Esta é a missão de Sara há seis meses: começar pelo fim. É também o dos mais de 150 voluntários da associação, que realizam inquéritos telefónicos diários e acompanham os funerais de pessoas isoladas ou em situação de rua. Sara partilha com outras duas jovens a missão de publicar homenagens e realizar investigações locais. Juntos, graças ao testemunho de moradores locais, eles reconstituem as histórias.
O CMDR nasceu em 2002. Vinte anos depois, conta com cerca de 150 voluntários e 45 associações nacionais e parceiros locais.
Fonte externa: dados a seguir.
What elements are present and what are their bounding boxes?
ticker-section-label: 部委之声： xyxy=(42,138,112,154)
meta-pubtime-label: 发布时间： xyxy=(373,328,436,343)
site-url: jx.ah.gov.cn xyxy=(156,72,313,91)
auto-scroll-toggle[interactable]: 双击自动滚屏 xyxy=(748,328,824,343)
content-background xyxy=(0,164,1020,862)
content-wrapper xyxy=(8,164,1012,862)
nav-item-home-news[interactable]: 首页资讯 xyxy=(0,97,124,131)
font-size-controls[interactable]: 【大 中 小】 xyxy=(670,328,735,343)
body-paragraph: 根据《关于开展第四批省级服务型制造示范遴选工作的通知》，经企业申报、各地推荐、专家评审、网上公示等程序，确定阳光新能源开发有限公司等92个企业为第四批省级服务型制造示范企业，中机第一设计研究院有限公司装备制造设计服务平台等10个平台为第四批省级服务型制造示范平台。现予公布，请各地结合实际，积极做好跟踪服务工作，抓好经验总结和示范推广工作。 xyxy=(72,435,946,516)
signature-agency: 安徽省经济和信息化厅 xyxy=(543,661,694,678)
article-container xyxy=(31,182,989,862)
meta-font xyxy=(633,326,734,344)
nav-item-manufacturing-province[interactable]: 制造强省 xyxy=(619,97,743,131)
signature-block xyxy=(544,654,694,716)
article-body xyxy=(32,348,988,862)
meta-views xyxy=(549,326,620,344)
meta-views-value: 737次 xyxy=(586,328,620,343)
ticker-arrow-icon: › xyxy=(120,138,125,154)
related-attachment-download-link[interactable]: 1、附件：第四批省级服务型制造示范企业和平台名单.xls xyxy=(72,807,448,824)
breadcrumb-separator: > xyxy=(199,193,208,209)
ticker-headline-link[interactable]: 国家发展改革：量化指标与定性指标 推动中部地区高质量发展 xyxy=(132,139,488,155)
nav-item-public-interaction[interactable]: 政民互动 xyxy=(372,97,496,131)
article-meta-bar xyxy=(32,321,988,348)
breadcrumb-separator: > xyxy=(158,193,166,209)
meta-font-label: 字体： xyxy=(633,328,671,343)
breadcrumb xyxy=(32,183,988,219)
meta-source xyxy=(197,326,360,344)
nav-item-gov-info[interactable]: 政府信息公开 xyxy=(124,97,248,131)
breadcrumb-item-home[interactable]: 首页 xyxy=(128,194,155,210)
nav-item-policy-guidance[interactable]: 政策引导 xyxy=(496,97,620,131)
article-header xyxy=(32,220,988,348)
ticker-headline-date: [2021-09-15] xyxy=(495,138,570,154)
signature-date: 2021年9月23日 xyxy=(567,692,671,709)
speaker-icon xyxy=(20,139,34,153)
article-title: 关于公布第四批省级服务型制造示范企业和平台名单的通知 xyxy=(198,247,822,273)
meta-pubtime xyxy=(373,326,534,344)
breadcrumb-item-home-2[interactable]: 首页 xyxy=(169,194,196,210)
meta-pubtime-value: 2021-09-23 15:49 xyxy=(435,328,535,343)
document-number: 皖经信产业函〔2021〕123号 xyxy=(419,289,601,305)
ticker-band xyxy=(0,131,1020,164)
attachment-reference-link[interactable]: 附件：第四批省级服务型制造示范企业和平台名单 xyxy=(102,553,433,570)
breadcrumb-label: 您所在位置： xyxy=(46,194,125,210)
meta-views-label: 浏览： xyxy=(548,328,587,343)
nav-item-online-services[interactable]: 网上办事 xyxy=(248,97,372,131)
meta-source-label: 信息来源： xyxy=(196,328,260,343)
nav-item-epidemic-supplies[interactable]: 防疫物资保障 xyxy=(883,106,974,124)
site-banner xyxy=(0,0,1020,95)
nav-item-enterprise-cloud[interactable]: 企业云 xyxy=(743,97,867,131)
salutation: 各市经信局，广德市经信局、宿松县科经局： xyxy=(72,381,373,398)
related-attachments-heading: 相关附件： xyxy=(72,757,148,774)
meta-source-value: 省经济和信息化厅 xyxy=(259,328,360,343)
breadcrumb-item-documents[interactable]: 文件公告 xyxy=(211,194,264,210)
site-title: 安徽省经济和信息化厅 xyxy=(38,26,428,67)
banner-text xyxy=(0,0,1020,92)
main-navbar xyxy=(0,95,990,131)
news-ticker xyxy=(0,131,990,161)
Brice era um homem culto, apaixonado por livros, que mantinha longas conversas com os transeuntes na rua. Era “uma estrela, era o Michael Jackson das ruas", diz Sara. Era regularmente convidado para almoçar com as freiras da vizinhança. “Brice de Nice”, como o chamavam, “tinha vivido uma vida inteira nas ruas e era fabuloso”, diz Sara. Às vezes vinha de Itália, às vezes de Kabylia…
As duas grandes acções deste colectivo são a iniciativa “Parentes em luto” e o inquérito "Enumerar e descrever”, financiado pela Direcção-Geral da Coesão Social e por donativos de particulares.
O objectivo é refazer a trajectória dos moradores de rua que morreram durante o ano. A pesquisa é baseada em 109 perguntas precisas e sistemáticas feitas por voluntários e respondidas confidencialmente por associações, prefeituras, assistentes sociais, médicos, etc.
Os dados recolhidos permitem “fazer falar” uma precariedade ainda pouco quantificada a nível nacional. Desde 2015, o CMDR assinou um acordo renovável de três anos com o Estado para acolher voluntários em serviço cívico que são compensados em até 580€ líquidos por mês, à taxa de 24 horas por semana, por uma missão de seis meses que se soma a todas as que a organização já tem.
Esta nova missão consiste em escrever textos de homenagem aos sem-abrigo que morreram em Paris, a partir de inquéritos realizados junto dos residentes. Dezenas de histórias foram publicadas no blogue do CMDR, em nome das centenas de sem-abrigo que morrem a cada ano e cujas histórias não serão contadas.
Hoje, dia 30 de Março, o CMDR prestou homenagem a todas estas pessoas. O jornal La Croix, seguindo-lhe o exemplo, publicou os seus nomes e parte das suas histórias em texto, imagem e vídeo.
Texto escrito a partir do artigo publicado no La Croix, a 30 de Março de 2021.